A sworn critic of the Congress dynasty, he once sought to insult its party president Rahul Gandhi by calling him a “chaprasi (peon)”.

Earlier this month, when Congress member Rohan Gupta interrupted him on a debate about the Lok Sabha election, he retorted, “You’ve been interrupting me constantly. If you’re so scared, go wear a petticoat and bangles.”

In December last year, his argument with a fellow panelist, Anurag Bhadoria of the Samajwadi Party (SP), descended into a free-for-all aired live on televisions around the country.

The episode made news all over the world, and veteran news anchor Ravish Kumar said of the incident, “All that’s left now is for someone to pull a revolver out in the TV studio.”

Thanks to TV news rooms where decibels increasingly trump debate, Bhatia, a prime-time regular, has become as much a talking point as a talking head.

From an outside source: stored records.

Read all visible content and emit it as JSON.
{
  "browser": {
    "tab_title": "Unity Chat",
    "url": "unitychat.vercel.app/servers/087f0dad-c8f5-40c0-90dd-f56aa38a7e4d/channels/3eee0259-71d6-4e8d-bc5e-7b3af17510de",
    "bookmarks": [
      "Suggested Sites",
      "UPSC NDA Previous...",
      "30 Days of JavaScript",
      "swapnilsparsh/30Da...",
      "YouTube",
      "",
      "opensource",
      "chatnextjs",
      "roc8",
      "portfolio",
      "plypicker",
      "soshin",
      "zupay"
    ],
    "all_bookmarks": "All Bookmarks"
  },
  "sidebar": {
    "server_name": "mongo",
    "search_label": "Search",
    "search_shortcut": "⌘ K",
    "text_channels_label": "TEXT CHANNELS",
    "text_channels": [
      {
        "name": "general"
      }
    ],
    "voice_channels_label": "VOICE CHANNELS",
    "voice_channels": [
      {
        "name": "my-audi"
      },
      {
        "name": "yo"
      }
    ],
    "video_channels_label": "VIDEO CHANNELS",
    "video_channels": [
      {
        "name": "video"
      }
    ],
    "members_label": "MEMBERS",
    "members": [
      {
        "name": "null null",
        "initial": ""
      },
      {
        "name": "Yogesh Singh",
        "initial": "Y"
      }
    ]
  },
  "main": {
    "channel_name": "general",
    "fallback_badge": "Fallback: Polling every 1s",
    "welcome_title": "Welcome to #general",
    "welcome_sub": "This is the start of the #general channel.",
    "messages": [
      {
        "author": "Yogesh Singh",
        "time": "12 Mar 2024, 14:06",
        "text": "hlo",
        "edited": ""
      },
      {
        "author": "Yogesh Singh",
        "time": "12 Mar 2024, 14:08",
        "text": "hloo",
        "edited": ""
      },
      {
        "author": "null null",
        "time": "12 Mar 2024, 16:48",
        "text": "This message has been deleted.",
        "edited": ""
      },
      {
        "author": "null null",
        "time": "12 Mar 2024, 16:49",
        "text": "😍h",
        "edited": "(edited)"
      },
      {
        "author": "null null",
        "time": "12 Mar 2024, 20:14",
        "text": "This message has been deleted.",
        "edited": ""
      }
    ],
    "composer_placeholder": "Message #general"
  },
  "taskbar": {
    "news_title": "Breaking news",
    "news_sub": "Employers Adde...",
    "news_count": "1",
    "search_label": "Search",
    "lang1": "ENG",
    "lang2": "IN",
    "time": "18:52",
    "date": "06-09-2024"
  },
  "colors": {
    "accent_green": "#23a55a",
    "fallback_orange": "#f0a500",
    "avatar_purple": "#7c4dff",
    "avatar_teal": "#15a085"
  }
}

Also read: Rajdeep and Ravish fear for TV debates: ‘Is the day far when there’s a stabbing on air?’


‘Calm demeanour’

Bhatia is being hailed as a rising star on the BJP’s spokesperson circuit, assuming a mantle that has gained much notoriety under the party’s no-holds-barred talking head, Sambit Patra.

People who have interacted with Bhatia say his actual demeanour is different from the one seen on TV debates. He is calmer, they say, and more accommodating than one would expect.

Bhatia, the son of the late Samajwadi Party (SP) parliamentarian Virendra Bhatia, is an alumnus of Lucknow University and Bridgeport University, a private American institute.

He has twice served as honorary secretary of the Supreme Court Bar Association, and is now an advocate-on-record. He is among the lawyers defending realty giant Amrapali group, accused of cheating homebuyers, which represents his only big-ticket legal engagement currently.

He is also the petitioner behind a PIL moved in the Supreme Court in August 2018 that seeks a CBI probe into the death of a West Bengal BJP worker — a death Bhatia claims was a political murder by members of the ruling Trinamool Congress. The petition — dismissed by Congress leader Kapil Sibal, who is representing the Trinamool, as “politically motivated” — will be taken up on 26 March.

Of ‘principles’

A former legal eagle of the SP, he joined the BJP in 2017, after the party swept the assembly election in Uttar Pradesh and formed a government under Yogi Adityanath.

The circumstances of his exit from the SP are not exactly clear.

Bhatia served as additional advocate general (AGG) for the Akhilesh Yadav government (2012-2017), which he represented in the Supreme Court, but the position was revoked in March 2016, a factor rumoured to have played a role in his exit.

It was an altogether tough time for the SP: It had been reduced to its lowest-ever tally in the 403-member assembly (winning 47 of the 311 seats it contested, compared to 224 out of 401 in 2012), and the party seemed to be in a shambles amid a cross-generational tug-of-war between Akhilesh and his father Mulayam Singh Yadav.

In a Facebook post announcing his resignation on 5 February 2017, Bhatia said his decision was “firmly entrenched in my principles of democracy & socialism”.

“Despite having devoted over one and a half decades, it is hard for me to continue serving the party when it is compromising the very principles of democracy, secularism & socialism that I have always believed in,” he added.

Aggression in the news room

Bhatia first appeared in the TV news studio in 2012, representing the SP, at a time when public discourse was admittedly much calmer than it has been of late.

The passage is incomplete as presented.